Eskow is the leading volunteer at Jewber (a play on Uber), a community organization that provides free Shabbat and holiday meals for Holocaust survivors in Greater Boston. The organization was started by three Brandeis graduate students — Simon Luxemburg, Myla Green, and Ana Sazonov — during the COVID-19 pandemic, when Holocaust survivors were even more isolated than usual.
When the three founders graduated and could no longer maintain the organization full-time, Eskow and her mother, Dina Gobuty, got behind the wheel. Now, Jewber delivers Shabbat and holiday meals to about 20 Holocaust survivors every week. Eskow said that some of their volunteers drive from Sharon to Newton to transport meals; college students also volunteer and make deliveries.
“A huge part of being Jewish is tzedakah and tikkun olam,” Eskow said, explaining terms that mean “charity” and “repairing the world,” respectively. “It’s about giving back. It’s about making a difference in the world.”
Every meal they deliver is donated by Dushez catering, a New England-based kosher catering company whose food blends a wide range of cuisines from Jewish to French to Mediterranean. Dushez is owned by Galit and Yoel Konstantine, a couple from Israel.
“My mother lives alone in Israel, so this whole subject is very close to our hearts,” said Galit Konstantine.
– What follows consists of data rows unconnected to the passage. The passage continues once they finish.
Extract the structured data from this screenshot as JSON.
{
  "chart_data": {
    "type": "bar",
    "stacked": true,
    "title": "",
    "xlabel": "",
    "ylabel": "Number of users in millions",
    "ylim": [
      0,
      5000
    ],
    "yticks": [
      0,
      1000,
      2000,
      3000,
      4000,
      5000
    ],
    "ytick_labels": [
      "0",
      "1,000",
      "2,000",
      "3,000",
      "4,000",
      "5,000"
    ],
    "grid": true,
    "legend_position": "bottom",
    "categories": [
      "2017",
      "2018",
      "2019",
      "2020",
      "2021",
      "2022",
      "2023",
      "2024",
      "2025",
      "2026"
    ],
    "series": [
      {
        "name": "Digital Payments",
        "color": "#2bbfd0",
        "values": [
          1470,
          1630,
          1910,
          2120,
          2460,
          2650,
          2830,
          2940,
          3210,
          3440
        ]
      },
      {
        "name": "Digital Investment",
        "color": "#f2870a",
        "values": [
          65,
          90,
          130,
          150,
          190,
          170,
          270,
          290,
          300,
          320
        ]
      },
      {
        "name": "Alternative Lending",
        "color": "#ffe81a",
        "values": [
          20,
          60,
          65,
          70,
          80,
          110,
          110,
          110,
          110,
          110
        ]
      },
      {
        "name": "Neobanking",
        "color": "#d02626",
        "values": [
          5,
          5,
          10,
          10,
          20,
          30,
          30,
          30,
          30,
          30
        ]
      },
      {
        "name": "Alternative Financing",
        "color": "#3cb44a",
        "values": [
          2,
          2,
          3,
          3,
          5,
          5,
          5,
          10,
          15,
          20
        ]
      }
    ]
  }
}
Jewber’s mission is personal for Yoel Konstantine as well — some members of his own family had been Holocaust survivors. “Holocaust survivors are still out there,” said Yoel Konstantine. “And we can do something about it.”
For their Shabbat meals, the couple always includes a protein — whether it’s chicken or fish — along with a starch, a vegetable, and a dessert. “Even a pasta dish,” Yoel Konstantine said. “Even things a little bit more out of the ordinary, not just traditional.” Every Jewber meal from Dushez is also paired with challah bread from Newton’s Blacker’s Bakery and two candles to light in accordance with the Shabbat tradition.
For Rosh Hashanah, which ended Sunday, the couple elevated the menu. “We’ll give extra things for the holiday like a honey cake and maybe also extra soup,” said Galit Konstantine. “Always something extra.”
Galit Konstantine makes all the desserts in-house. She said her chocolate chip cookies are one of the participants’ favorite treats. They also cater to dietary restrictions for vegetarians and those with medical conditions.
“We’ll be there one day, lonely and old. We have to remember this,” said Galit Konstantine. “I think it’s really important that they feel that someone really cares about them.”
Even more than just providing food, Jewber volunteers provide company, something that a lot of Holocaust survivors don’t often have. Eskow remembers a time when she and her daughters delivered a meal to an older woman on Hanukkah. When they got to her home, they realized that the woman didn’t have a menorah — she hadn’t been able to find hers since her husband passed away. So Eskow and her daughters found some tea lights, shaping them into a makeshift menorah so that they could light the candles with her.
“The fact that we were there and able to help her, and really bring that light back into her life for the holiday — literally and figuratively — was very powerful,” said Eskow. “Rosh Hashanah is the beginning of a new year... It’s also an opportunity to think about how we can make the world a better place, our community a better place this year.”